Innovation Programs Improving the Delivery of Health and Healthcare




In this week’s post, I wanted to continue with the theme of patient engagement and the important role patients and their families play in helping to make our healthcare system, patient-centered, safe, and cost-effective for all.

As I have discussed in past issues of Nurse Advocate, changes in how healthcare is delivered and paid for are encouraging innovative work in every sector of the healthcare system. The changes are starting to show results in improvements in the quality of the care provided, education of the patient regarding the conditions that impact their health and wellness so they can better manage their care. 

An area making real progress in improving patient engagement is Population Health. Population Health focuses on implementing strategies to assist people in reducing risk of disease, and helping consumers and their communities locate resources that enable them to better manage their health and healthcare.

Those involved in population health look at their communities and the individuals who live there to identify challenges that can impact a person’s ability to manage their health and achieve wellness. Through analyzing data they are able to develop innovative programs that can break down barriers and improve collaboration between all parties to improve the delivery of care. 

A new awards program was developed to highlight the innovative work done in the area of Population Health. The program was developed in collaboration with the Jefferson College of Population Health and Hearst Health to recognize the innovative work people and organizations are doing to engage consumers and their communities in improving population health. The roll out of this new award was well received and brought in over 125 submissions from hospitals, health systems, academic medical centers, community organizations, nonprofits, academic institutions and health departments across 33 states.

The entries were reviewed by a prestigious panel of judges who chose three finalists. The judges scored the submission on a 5 point criteria. To view the scoring criteria,  click here. The finalists and award winner were announced at the Population Health Colloquium that was recently held in Philadelphia. I had the opportunity to interview each of finalists and the winner and am proud to share their work with each of you in this post.

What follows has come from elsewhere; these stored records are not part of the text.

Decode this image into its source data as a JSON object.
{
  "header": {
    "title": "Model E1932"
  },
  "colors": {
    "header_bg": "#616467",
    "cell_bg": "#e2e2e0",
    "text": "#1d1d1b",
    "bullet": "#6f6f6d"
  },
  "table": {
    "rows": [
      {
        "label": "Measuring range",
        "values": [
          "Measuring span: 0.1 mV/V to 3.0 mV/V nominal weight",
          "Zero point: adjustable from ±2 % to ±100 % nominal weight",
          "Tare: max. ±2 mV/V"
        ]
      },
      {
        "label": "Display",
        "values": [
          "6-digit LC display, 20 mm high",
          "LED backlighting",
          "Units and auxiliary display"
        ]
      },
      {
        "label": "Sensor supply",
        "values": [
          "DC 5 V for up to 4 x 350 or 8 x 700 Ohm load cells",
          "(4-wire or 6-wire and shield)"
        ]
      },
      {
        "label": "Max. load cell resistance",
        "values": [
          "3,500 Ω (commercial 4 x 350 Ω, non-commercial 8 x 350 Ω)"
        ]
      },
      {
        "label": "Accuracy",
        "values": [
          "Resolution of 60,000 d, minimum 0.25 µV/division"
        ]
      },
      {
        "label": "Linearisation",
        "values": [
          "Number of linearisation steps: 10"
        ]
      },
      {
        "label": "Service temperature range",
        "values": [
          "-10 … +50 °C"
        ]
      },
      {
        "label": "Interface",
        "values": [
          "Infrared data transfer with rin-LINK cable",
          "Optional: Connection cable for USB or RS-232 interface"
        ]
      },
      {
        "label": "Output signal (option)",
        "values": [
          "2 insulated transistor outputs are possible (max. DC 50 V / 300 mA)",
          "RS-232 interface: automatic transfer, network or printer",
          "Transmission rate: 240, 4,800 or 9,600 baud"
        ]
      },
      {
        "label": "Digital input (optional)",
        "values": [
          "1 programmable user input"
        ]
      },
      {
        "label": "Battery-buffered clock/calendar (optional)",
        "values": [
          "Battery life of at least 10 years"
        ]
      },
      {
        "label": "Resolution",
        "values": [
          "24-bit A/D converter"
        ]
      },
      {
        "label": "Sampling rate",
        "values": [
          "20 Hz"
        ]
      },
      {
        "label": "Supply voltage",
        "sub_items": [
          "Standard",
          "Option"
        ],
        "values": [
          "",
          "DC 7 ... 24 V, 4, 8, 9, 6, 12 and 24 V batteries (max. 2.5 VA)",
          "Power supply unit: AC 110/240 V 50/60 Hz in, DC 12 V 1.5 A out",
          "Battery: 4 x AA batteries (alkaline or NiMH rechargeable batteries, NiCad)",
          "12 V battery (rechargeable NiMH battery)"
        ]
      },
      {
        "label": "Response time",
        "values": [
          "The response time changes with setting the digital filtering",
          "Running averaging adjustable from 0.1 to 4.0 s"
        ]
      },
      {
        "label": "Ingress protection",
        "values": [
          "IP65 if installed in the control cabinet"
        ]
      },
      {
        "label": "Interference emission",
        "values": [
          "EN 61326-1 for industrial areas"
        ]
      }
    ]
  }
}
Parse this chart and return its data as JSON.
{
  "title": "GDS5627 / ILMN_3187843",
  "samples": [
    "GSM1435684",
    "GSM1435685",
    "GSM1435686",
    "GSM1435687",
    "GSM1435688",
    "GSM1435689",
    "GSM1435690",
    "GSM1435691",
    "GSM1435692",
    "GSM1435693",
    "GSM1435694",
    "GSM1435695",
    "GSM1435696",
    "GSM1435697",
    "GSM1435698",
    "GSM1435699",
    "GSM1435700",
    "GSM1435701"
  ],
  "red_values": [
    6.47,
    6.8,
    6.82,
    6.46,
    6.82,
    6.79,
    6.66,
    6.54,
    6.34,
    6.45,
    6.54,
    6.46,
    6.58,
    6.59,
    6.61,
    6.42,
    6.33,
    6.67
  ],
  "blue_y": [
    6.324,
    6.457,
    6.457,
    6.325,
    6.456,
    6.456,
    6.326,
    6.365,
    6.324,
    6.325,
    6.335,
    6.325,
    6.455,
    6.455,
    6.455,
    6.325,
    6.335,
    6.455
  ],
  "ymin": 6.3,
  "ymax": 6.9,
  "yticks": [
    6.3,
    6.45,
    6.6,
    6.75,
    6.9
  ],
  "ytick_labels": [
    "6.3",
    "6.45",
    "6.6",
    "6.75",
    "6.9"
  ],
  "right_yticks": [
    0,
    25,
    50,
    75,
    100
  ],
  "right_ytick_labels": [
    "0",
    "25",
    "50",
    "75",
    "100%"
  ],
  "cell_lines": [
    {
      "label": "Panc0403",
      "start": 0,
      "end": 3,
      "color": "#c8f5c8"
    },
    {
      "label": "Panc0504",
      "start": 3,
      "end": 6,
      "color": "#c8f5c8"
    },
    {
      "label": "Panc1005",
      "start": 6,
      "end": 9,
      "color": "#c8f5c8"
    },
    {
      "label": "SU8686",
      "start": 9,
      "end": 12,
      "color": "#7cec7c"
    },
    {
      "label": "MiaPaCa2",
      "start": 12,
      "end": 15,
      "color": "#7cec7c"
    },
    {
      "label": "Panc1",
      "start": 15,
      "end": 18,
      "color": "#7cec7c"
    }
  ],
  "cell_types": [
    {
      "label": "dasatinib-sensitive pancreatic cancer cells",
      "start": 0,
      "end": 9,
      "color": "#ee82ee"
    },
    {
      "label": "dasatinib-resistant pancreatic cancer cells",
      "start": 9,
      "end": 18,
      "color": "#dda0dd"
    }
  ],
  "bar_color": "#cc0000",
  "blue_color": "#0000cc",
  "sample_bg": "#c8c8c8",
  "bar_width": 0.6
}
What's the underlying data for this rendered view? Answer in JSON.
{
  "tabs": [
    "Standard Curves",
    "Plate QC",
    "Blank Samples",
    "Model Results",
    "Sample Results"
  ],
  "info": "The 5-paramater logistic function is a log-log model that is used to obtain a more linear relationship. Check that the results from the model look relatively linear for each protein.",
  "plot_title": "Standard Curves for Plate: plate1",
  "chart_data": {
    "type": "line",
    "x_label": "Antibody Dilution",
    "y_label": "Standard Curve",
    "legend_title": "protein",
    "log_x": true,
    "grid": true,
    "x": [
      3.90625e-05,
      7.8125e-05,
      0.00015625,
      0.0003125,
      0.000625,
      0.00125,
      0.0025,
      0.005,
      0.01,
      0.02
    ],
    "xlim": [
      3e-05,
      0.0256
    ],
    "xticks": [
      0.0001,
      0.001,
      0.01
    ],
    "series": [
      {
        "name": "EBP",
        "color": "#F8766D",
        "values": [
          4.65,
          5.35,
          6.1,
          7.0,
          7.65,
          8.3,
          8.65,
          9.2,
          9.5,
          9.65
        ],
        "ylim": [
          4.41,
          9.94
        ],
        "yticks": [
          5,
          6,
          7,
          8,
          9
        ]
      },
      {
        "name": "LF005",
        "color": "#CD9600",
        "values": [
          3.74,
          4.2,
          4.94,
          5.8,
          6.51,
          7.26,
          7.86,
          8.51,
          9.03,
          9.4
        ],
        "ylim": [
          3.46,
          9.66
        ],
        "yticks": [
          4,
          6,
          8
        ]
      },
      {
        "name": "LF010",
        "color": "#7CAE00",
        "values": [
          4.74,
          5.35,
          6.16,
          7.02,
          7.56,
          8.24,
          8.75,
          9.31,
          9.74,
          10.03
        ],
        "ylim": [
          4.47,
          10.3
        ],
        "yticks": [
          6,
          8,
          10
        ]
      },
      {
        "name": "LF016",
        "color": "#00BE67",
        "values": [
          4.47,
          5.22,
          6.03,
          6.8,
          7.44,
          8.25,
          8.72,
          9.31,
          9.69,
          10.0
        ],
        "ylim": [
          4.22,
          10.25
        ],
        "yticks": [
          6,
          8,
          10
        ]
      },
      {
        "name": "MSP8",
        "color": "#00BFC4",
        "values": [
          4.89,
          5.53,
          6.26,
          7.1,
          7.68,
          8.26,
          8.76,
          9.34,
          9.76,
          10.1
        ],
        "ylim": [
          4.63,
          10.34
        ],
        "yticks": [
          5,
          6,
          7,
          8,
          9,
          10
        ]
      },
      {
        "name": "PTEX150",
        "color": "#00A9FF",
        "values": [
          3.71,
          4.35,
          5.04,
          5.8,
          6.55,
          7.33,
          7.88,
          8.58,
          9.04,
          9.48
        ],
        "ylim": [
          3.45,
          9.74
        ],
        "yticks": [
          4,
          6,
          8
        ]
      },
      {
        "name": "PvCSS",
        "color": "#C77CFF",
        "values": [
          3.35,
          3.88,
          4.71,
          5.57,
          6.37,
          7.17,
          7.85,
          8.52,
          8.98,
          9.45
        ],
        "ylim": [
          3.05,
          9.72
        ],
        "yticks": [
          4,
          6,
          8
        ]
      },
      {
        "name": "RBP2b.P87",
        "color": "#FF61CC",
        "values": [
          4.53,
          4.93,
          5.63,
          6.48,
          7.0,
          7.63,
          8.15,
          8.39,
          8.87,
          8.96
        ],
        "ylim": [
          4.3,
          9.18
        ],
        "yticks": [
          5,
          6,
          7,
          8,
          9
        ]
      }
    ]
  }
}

The finalists were: Catering Healthcare Institute and Jersey City Medical Center. The winner of the Hearst Health prize,  was Community Care of North Carolina.

Here is a short overview of each program. If you would like to know more, please feel free click on each title which will take you to their website where you can explore their programs. If you want to talk to someone from these programs, I have included their names and email addresses so you can contact them directly.  

Let’s being with Centering Health Care Institute. The concept behind The Centering Healthcare Institute is that centering care can improve the health of pregnant women and help reduce pre-term births. The goals of the program are to empower pregnant women, strengthen patient-provider relationships, and builds communities. 

The Centering Institute has developed a model that has been replicated across the country and works with physician practices, clinics, and hospitals to institute a proven practice that can improve outcomes in the area of maternal and child health. Today there are over 400 centering practices in 45 states. In 2015, these programs cared for 48,000 women. 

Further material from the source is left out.